Ce changement brutal ouvre un certain nombre de chemins vers l’inconfort de l’équipe qui défend la touche longue, obligée de procéder immédiatement à cette inconfortable "transition" de la remise en jeu, au jeu dynamique.
Trimballé et déformé par le jeu de position protéiforme d’Inzaghi à l’aller, le Bayern perd sa lucidité, et conserve son alignement, malgré ce point fondamental de règlement.
Lautaro n’hésite pas à aller à se caler sur le drapeau de touche imaginaire, qui correspond alors à la ligne de fond. Même s’il n’a pas le temps de tirer, la défense se repliant logiquement, la séquence se finit par un tir à bout portant de Çalhanoğlu, à l’entrée de la surface.
Dans ce registre du lien intime entre remise en jeu et jeu, on peut aussi penser à l’énorme occasion qui se profilait pour Barella à la toute fin de la première prolongation du retour face au Barça. Alors que le Barça est en train de pratiquer le hors-jeu hardcore qui le caractérise, l’Inter obtient une touche à mi-terrain.

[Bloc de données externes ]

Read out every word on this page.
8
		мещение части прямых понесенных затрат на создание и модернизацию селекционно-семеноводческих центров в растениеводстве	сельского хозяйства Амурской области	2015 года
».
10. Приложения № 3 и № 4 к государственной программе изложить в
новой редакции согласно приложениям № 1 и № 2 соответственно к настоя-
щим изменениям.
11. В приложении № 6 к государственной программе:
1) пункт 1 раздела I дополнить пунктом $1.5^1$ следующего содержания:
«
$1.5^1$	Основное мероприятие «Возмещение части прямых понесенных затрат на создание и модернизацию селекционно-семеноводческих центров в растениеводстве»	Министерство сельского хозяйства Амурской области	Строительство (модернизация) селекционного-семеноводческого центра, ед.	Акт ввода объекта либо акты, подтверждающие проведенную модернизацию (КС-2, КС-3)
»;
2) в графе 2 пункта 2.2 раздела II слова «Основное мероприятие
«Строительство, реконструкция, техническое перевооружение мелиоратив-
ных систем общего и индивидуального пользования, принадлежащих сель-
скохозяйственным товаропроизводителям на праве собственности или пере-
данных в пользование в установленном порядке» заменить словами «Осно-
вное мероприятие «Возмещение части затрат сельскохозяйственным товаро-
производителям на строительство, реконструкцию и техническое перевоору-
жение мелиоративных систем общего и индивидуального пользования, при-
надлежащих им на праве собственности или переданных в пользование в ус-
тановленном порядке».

Bien au fait des lois du jeu, Inzaghi volleye une passe digne d’Antoine Dupont à son central gauche, avant de lui indiquer délicatement de jouer immédiatement pour Taremi, pas hors-jeu, donc.
L’Iranien rattrapé, Bastoni va être trouvé à nouveau libre face au jeu. Arrivée comme une balle depuis le côté opposé, Barella avait "cassé l’alignement" blaugrana, qui se recomposait laborieusement.
L’arbitre met le sifflet à la bouche de façon confuse, et heureuse pour les Catalans, alors que l’Inter s’était créé, par son utilisation de cette remise en jeu, une énorme occasion.
Dégagement
Ces séquences prouvent que la touche ne vaut que par sa connexion au jeu dynamique.
Le retour soudain du hors-jeu, alors que le ballon revient en jeu nécessitant soit :
- De passer quelques secondes avec un placement inapproprié : trop bas alors qu’on défend haut, la remontée occasionnant un certain flottement
- De rester très bas (le bloc ou juste la défense) sur la suite de l’action, ce qui ouvre des possibilités intéressantes pour l’équipe qui attaque, notamment en frappant de "devant" la défense
Être trop haut est aussi problématique pour bien réaliser le salvateur dégagement de la tête, comme on le voit avec Marquinhos plus haut. Cela va sans dire, avec une surface surpeuplée par l’adversaire, contrôler de la poitrine n’est pas du tout une option, alors que le dégagement du pied qui suit peut vite se transformer en faute et en penalty, si l’adversaire vient ne serait-ce que toucher le ballon.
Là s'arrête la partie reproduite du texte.